Depuis plus d’une trentaine d’années, Felix Kubin élabore une œuvre parmi les plus iconoclastes de la scène électronique allemande. Creusant une esthétique kraftwerkienne à la théâtralité rétro-futuriste encore plus marquée, son travail a pu s’imposer en jouant sur quelques motifs obsessionnels orchestrés au gré d’une discographie pléthorique et de prestations scéniques joyeusement décalées, comme en à témoigné un passage mémorable au festival BBmix à Boulogne en 2013.
Motifs obsessionnels – la conquête spatiale et sa futurologie soviétoïde (mentionnons son label Gagarin Records), les synthétiseurs analogiques, l’early electronic et la library music – caractérisant une démarche qui multiplie les médiums d’expression. Langage pop traditionnel, dance music bruitiste, art sonore, pièces radiophoniques, comme autant de formats qui investissent cette frontière étroite entre kitsch passéiste/science-fictionnel et entreprise conceptuelle/arty. Car c’est tout l’intérêt du film de Marie Losier que d’explorer cette double dimension : l’ouverture et la clôture de Felix in Wonderland mettent d’ailleurs en scène un Felix Kubin menant d’étranges expérimentations sur des microphones, dont on peine à distinguer le sérieux de la blague potache et dadaïste.

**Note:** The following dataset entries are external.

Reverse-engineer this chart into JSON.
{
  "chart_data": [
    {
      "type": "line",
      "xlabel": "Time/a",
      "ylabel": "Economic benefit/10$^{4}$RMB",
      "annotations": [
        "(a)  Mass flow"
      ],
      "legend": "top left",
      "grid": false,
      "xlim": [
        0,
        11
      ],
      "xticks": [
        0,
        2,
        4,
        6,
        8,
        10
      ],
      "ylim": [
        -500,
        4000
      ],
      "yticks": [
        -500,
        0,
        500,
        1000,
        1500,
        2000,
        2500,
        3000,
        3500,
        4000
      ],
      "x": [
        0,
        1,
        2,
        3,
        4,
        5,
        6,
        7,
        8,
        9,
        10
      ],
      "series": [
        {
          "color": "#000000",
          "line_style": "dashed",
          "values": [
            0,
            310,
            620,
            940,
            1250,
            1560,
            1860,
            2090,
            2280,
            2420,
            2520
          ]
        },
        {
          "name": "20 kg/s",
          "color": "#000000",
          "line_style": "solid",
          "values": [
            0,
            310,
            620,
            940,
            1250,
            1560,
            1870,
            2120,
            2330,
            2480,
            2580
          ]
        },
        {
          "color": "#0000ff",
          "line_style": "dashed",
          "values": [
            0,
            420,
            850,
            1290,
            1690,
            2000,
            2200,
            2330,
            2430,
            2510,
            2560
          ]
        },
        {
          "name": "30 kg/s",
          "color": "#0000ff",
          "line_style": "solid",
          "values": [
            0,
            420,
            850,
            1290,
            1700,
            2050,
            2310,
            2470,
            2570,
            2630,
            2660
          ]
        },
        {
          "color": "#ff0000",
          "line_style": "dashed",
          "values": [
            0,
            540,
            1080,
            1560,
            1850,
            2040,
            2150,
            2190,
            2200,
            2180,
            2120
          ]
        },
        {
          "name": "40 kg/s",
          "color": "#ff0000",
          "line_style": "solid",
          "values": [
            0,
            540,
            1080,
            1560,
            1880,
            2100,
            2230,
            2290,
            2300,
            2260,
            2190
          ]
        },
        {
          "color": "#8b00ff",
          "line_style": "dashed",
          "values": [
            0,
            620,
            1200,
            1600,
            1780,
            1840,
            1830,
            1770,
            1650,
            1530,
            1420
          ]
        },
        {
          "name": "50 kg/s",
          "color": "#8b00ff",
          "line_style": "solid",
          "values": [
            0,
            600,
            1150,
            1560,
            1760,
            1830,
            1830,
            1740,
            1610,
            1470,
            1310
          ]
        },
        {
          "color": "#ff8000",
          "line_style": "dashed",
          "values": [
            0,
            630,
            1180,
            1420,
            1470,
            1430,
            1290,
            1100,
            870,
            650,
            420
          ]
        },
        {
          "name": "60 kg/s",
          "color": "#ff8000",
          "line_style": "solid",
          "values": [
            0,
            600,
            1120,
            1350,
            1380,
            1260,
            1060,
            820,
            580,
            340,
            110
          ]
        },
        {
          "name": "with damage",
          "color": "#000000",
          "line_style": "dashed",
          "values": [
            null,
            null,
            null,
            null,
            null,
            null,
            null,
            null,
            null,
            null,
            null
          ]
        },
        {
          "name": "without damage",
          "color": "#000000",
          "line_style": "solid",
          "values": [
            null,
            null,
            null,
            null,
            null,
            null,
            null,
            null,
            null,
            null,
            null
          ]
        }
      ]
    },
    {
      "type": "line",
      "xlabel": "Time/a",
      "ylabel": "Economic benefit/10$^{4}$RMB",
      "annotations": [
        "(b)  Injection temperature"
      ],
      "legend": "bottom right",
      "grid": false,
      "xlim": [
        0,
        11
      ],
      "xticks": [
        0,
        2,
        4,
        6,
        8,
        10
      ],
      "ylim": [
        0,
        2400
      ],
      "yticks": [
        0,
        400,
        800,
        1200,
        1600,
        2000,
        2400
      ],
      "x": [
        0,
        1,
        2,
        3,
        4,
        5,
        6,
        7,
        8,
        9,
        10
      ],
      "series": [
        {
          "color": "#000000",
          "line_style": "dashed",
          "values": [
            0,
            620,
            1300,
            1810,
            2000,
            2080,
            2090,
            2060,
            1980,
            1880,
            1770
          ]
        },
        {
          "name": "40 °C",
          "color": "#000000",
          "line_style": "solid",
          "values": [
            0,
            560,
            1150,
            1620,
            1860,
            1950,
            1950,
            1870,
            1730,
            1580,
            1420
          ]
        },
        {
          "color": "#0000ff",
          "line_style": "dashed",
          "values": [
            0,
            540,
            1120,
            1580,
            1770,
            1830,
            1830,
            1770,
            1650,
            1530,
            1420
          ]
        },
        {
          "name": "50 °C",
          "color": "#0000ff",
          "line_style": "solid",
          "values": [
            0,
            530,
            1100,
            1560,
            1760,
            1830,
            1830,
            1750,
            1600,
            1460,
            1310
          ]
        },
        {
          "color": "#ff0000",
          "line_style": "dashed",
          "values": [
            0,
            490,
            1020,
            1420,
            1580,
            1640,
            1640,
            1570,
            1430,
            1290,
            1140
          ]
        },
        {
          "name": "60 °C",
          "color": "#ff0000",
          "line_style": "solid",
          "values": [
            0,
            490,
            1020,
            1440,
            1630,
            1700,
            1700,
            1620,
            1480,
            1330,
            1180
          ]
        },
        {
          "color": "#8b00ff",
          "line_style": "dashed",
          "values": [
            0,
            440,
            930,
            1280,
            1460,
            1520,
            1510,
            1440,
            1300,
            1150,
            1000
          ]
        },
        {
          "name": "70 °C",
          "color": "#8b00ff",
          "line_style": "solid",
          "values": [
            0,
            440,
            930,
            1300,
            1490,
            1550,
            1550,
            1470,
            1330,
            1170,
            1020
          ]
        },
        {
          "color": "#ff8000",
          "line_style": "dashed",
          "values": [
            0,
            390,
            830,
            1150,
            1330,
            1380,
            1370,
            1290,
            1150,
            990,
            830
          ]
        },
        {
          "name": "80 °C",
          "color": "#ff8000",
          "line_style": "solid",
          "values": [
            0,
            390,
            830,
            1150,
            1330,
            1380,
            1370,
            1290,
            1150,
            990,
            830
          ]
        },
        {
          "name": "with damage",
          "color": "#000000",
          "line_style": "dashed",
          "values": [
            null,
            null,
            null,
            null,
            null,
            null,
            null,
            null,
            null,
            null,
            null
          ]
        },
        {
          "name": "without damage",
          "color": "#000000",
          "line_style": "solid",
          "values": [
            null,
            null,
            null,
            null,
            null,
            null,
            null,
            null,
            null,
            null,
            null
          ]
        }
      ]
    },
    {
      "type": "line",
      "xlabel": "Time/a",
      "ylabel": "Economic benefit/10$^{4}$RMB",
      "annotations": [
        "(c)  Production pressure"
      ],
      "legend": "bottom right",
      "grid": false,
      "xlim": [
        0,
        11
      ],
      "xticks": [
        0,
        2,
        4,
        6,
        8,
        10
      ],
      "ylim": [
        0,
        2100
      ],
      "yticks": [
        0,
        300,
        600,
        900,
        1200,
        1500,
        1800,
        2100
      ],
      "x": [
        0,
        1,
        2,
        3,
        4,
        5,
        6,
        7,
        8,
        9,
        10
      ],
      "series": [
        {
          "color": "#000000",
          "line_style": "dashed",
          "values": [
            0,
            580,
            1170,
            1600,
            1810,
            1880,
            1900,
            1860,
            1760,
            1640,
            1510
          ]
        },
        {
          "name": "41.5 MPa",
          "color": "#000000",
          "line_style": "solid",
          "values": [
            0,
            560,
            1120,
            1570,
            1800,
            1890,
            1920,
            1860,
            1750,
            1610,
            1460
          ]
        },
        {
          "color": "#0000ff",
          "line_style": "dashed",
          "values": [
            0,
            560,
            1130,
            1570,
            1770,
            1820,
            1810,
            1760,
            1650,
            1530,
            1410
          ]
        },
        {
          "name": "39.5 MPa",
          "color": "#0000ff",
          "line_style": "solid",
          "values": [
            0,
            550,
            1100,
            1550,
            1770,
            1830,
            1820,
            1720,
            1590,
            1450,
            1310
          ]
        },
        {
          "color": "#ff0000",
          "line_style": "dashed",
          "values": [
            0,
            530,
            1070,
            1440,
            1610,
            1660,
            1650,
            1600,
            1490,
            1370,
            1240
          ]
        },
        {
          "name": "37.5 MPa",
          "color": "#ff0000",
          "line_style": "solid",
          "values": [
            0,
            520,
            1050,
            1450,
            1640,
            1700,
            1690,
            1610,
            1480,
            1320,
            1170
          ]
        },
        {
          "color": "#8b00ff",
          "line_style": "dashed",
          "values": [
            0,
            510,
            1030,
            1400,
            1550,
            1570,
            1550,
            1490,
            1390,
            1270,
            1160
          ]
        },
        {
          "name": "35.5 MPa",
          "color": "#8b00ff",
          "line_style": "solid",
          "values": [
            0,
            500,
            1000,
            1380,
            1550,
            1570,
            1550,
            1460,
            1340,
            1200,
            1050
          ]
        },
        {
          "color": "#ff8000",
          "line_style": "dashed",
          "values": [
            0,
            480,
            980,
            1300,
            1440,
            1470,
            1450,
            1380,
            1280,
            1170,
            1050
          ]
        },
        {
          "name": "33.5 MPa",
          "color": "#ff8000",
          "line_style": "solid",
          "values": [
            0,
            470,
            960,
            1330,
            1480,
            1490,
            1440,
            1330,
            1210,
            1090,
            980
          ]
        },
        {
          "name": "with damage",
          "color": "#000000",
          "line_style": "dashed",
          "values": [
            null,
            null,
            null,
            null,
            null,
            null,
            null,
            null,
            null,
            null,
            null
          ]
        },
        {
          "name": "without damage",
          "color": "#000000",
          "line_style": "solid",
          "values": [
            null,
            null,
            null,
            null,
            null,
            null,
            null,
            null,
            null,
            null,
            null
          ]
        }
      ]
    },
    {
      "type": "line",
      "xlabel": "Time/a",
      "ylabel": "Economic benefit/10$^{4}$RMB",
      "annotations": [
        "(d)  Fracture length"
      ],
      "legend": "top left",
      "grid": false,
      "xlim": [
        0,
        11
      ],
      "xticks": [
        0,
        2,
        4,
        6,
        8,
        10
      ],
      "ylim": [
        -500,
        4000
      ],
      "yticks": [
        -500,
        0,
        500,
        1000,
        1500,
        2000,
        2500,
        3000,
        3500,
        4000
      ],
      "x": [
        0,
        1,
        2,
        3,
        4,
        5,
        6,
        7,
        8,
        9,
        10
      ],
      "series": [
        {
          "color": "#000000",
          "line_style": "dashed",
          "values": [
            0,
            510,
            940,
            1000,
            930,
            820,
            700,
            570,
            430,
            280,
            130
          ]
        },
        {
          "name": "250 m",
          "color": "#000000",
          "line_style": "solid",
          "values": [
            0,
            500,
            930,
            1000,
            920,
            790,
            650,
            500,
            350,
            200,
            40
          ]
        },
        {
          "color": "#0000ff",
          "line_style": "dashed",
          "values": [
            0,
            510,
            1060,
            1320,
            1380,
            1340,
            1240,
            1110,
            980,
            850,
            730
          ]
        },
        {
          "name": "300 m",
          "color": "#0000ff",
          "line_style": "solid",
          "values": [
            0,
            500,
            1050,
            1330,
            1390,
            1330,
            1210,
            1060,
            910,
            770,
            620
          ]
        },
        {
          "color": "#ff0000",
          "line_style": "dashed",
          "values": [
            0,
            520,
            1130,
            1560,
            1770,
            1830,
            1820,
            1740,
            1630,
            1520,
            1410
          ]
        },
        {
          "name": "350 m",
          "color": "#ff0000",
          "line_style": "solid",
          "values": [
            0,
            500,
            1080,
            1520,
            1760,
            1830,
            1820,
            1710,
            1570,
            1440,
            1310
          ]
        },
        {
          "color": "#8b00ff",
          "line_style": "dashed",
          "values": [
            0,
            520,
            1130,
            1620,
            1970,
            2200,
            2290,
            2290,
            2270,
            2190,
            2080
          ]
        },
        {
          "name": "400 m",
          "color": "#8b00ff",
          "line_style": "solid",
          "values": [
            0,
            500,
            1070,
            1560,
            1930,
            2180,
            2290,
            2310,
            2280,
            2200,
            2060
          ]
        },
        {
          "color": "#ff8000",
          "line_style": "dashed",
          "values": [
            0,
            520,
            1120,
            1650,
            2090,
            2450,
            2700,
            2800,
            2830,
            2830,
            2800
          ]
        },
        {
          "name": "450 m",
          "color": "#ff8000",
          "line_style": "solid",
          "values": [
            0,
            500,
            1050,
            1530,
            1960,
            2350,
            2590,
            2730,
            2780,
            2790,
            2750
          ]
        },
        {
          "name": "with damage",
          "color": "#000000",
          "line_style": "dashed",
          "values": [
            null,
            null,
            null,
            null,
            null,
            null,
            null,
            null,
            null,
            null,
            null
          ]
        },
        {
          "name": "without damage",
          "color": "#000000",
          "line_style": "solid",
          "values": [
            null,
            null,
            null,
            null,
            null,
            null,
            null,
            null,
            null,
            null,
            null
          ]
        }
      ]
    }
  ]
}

Habituée à l’évocation de figures marquantes des marges contre-culturelles, comme Genesis P-Orridge (Throbbing Gristle, Psychic TV) dans The Ballad of Genesis and Lady Jaye (2011) ou Tony Conrad dans DreamMinimalist (2015), Marie Losier s’attache ici à évoquer ce type du créateur solitaire, à la singularité radicale. Et ceci précisément en soulignant cette ligne de crête si délicate qu’emprunte une œuvre à l’excentricité revendiquée. La beauté formelle du film, saisissante, réside de fait dans l’évocation de cet aspect bancal, toujours fragile, d’un Kubin dont le dandysme et l’intransigeance semblent trop souvent menacés par l’ironie typique d’un autre Kubin, incarnation d’une œuvre fondamentalement postmoderne. Bien évidemment, Marie Losier se refuse de trancher trop dogmatiquement entre ces deux incarnations. Tout l’équilibre de son film réside dans l’exploration de ce point de tension. L’un de ses moments les plus importants évoque les répétions d’une œuvre orchestrale accompagnée par l’instrument fétiche de Kubin, un Korg MS20. Une manière de souligner les deux orientations d’un travail, toujours guetté par ce grand écart entre sérieux conceptuel et prise de distance extravagante. Or nous pouvons le comprendre, l’ambition n’est pas ici celle de l’évocation biographique exhaustive, de la monographie, mais bien plutôt celle du portait sensible censé nous dire quelque chose de fondamental à propos d’une œuvre. Et c’est à ce titre que Felix in Wonderland se révèle être une très belle réussite.